母は高田浩吉さんが歌って一世を風靡した京都下加茂映画主題歌の「大江戸出世小唄」は、日夏英太郎湯浅みかのペンネ−ムで作詞したもので、一緒にいたとき書いていたのよと、後年娘の私に語っているからです。同映画は1935年(昭和10)2月封切
 


マキノ映画倒産後
1931年(昭和6)夏ごろ、父は松竹映画株式会社 に入社して、助監督を務め、また脚本「雲霞の兇敵」(1933年)「辻斬ざんげ」(1934年)などを執筆していました。

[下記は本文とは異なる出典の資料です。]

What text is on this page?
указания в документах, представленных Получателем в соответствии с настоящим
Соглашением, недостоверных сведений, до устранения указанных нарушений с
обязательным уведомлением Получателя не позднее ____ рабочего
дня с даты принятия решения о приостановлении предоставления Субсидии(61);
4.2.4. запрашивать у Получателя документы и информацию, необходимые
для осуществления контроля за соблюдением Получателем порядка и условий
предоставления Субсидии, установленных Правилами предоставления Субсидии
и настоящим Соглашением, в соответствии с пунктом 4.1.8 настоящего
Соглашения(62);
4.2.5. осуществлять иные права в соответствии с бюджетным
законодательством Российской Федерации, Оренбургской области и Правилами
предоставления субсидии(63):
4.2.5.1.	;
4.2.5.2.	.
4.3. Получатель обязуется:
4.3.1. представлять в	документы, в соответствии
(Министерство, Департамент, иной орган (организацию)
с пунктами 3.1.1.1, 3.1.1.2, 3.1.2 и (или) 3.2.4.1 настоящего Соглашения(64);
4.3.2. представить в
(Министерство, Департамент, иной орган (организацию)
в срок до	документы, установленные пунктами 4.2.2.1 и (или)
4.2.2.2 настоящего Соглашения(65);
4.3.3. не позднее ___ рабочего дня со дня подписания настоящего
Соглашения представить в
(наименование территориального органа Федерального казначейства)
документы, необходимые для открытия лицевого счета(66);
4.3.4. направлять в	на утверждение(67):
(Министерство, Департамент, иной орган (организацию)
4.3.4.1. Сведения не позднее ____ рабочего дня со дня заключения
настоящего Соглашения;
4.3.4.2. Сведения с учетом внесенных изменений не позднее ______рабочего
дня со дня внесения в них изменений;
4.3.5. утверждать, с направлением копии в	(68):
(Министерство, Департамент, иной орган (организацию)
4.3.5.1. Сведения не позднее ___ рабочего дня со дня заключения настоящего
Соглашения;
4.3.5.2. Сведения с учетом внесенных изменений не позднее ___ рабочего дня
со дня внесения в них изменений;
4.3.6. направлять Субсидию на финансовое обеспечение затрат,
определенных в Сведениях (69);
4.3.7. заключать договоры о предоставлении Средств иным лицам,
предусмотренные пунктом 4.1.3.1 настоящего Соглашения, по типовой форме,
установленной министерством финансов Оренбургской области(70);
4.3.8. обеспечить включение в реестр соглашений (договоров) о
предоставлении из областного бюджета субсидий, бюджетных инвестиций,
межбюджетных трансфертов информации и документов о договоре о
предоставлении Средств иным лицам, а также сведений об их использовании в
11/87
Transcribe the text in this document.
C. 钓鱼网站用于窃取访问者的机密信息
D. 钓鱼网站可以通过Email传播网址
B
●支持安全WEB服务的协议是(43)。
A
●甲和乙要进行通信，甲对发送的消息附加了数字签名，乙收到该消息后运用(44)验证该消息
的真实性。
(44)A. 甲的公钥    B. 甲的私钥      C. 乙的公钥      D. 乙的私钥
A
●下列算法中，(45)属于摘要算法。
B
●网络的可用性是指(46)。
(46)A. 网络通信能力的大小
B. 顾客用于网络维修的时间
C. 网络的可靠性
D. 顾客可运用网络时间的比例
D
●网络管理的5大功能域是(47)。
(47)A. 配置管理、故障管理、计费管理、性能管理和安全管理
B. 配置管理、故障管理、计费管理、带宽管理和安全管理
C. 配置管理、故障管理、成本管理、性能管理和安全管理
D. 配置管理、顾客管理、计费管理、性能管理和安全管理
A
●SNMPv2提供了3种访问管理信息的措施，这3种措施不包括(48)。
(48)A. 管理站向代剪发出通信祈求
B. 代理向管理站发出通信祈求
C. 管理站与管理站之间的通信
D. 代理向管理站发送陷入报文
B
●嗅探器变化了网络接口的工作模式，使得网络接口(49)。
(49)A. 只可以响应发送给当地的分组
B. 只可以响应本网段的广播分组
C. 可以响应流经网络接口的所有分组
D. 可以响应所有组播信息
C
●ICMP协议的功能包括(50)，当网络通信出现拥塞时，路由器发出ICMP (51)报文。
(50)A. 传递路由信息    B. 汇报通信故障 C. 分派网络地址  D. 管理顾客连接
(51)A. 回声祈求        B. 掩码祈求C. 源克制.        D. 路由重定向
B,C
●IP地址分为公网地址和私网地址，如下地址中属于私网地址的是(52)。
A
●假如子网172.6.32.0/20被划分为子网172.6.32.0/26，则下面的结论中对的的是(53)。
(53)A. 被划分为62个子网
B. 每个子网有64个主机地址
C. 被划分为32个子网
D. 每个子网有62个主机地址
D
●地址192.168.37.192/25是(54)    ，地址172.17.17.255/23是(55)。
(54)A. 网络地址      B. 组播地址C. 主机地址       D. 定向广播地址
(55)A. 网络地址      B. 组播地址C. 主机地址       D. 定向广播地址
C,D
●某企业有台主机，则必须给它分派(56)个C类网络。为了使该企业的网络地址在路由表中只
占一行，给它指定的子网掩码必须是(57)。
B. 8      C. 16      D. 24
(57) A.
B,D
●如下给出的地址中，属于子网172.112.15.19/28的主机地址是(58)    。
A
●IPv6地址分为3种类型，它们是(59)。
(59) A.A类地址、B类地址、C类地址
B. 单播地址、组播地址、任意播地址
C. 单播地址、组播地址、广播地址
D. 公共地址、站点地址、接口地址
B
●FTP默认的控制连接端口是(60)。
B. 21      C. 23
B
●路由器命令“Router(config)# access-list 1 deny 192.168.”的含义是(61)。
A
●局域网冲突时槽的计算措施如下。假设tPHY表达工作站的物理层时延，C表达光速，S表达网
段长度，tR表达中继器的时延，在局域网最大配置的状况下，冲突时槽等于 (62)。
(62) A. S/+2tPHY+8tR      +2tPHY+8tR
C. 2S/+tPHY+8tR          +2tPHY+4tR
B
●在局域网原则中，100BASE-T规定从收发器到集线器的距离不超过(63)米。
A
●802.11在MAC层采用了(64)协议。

 さらに、日夏英太郎は「湯浅みか」のペンネ−ムで下加茂映画主題歌「濡れつばめ」(1933年)の作詞もしていま す(歌手は市丸さん)。

  1935年(昭和10)に英太郎は「
湯浅みか」の名大江戸出世小唄」に続き、大江戸出世小唄 のB面「見返り柳」、「やくざの掟」、「かごや判官」、「しゃぼん玉の唄」(流れ唄月の出潮主題歌)そして翌1936年に「江戸節めをと姿」「判次呼び込み唄」(江戸節めをと姿主題歌)の作詞も手がけています(何れも松竹下加茂映画主題歌で歌手は高田浩吉さん)。

 

 



  湯浅みか作詞
・藤田まさと増補

  
  一方、母の花子は、時代の先端をゆく、森永スイートガールとして、森永のチョコレートなどのコマーシャル撮影と森永日比谷店などの店頭での宣伝などに17、18歳の若き日々を費やしていま した。

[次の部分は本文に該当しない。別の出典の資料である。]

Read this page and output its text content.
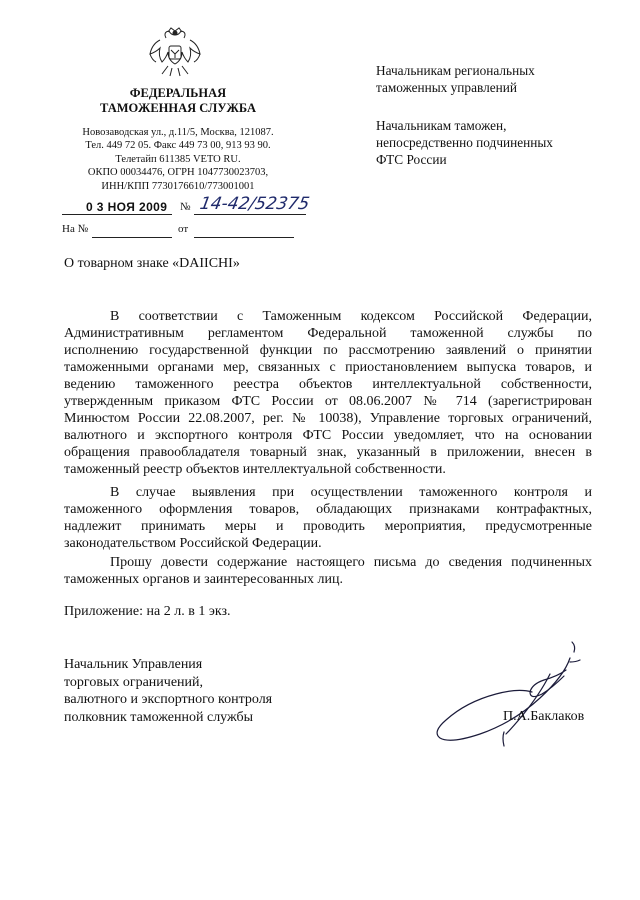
ФЕДЕРАЛЬНАЯ
ТАМОЖЕННАЯ СЛУЖБА
Новозаводская ул., д.11/5, Москва, 121087.
Тел. 449 72 05. Факс 449 73 00, 913 93 90.
Телетайп 611385 VETO RU.
ОКПО 00034476, ОГРН 1047730023703,
ИНН/КПП 7730176610/773001001
0 3 НОЯ 2009 № 14-42/52375
На №	от
Начальникам региональных
таможенных управлений
Начальникам таможен,
непосредственно подчиненных
ФТС России
О товарном знаке «DAIICHI»
В соответствии с Таможенным кодексом Российской Федерации,
Административным регламентом Федеральной таможенной службы по
исполнению государственной функции по рассмотрению заявлений о принятии
таможенными органами мер, связанных с приостановлением выпуска товаров, и
ведению таможенного реестра объектов интеллектуальной собственности,
утвержденным приказом ФТС России от 08.06.2007 № 714 (зарегистрирован
Минюстом России 22.08.2007, рег. № 10038), Управление торговых ограничений,
валютного и экспортного контроля ФТС России уведомляет, что на основании
обращения правообладателя товарный знак, указанный в приложении, внесен в
таможенный реестр объектов интеллектуальной собственности.
В случае выявления при осуществлении таможенного контроля и
таможенного оформления товаров, обладающих признаками контрафактных,
надлежит принимать меры и проводить мероприятия, предусмотренные
законодательством Российской Федерации.
Прошу довести содержание настоящего письма до сведения подчиненных
таможенных органов и заинтересованных лиц.
Приложение: на 2 л. в 1 экз.
Начальник Управления
торговых ограничений,
валютного и экспортного контроля
полковник таможенной службы	П.А.Баклаков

 今も私の手元にある花子のアルバムには、岩原スキー場でのさっそうとしたスキーウエアに身を包んだ姿や、鎌倉由比ヶ浜の浜辺での大きなパラソルの下、上品な水着に薄いウエアを着こなした素敵なスナップ、羽田飛行場で小型飛行機の操縦席にすわった、あるいは鎌倉山でのシックな車の前での撮影など、時代の憧れをちりばめたphotoの数々があります。
 
 花子は若さが眩しい、目の大きな、くっきりとした、華やかな美貌の持ち主でした。

 母のアルバムには「あこがれのスイートガール・あこがれの制服よ」と、若き日の心踊る字で自分の制服姿の写真の横に添え書きがしてあります。

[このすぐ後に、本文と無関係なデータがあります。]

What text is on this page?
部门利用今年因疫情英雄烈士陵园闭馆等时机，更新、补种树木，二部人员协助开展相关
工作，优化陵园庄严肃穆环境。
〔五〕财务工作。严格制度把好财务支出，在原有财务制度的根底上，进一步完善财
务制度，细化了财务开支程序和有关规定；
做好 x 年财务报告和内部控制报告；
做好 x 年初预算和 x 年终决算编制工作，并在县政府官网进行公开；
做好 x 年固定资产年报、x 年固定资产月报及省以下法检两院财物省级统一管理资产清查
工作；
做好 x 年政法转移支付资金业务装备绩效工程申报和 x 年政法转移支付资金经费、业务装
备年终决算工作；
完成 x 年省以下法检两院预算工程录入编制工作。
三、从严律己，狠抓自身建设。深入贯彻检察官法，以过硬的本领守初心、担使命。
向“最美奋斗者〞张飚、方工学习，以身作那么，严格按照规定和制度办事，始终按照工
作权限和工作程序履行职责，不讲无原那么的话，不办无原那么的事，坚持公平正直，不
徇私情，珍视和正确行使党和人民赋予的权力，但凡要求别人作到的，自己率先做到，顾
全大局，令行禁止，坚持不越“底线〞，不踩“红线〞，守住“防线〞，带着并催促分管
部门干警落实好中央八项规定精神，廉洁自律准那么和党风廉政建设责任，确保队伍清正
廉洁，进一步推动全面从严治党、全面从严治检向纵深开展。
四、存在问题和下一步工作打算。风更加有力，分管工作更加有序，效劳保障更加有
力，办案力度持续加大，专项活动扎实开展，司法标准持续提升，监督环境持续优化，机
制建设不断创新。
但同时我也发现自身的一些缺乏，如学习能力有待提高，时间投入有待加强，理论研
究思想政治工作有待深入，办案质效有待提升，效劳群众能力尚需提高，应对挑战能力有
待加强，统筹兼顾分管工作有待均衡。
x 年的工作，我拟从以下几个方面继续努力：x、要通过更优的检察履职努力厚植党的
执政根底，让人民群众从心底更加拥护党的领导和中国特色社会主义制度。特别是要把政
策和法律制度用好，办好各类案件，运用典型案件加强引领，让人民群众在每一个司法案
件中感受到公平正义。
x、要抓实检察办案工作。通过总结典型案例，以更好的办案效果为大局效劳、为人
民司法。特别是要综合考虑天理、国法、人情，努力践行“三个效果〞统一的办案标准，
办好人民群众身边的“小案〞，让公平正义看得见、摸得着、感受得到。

 花子にとっては、この時代が、充実した夢のある青春そのものであったと思います。

 花子は、山陰の小京都とも呼ばれる島根県・
津和野町の出身ですが、4人兄姉の末っ子として育ちました。
 
 祖父は、手広く商業を営む町の名士ということでした。

 
 祖父亡き後、商いを継いだ伯父は、間もなく商売に失敗し、祖父の残した莫大な財産を失い、一家は「津和野小町」と言われた祖母マキを連れて、逃れるように故郷をあとにして、東京 にやってきました。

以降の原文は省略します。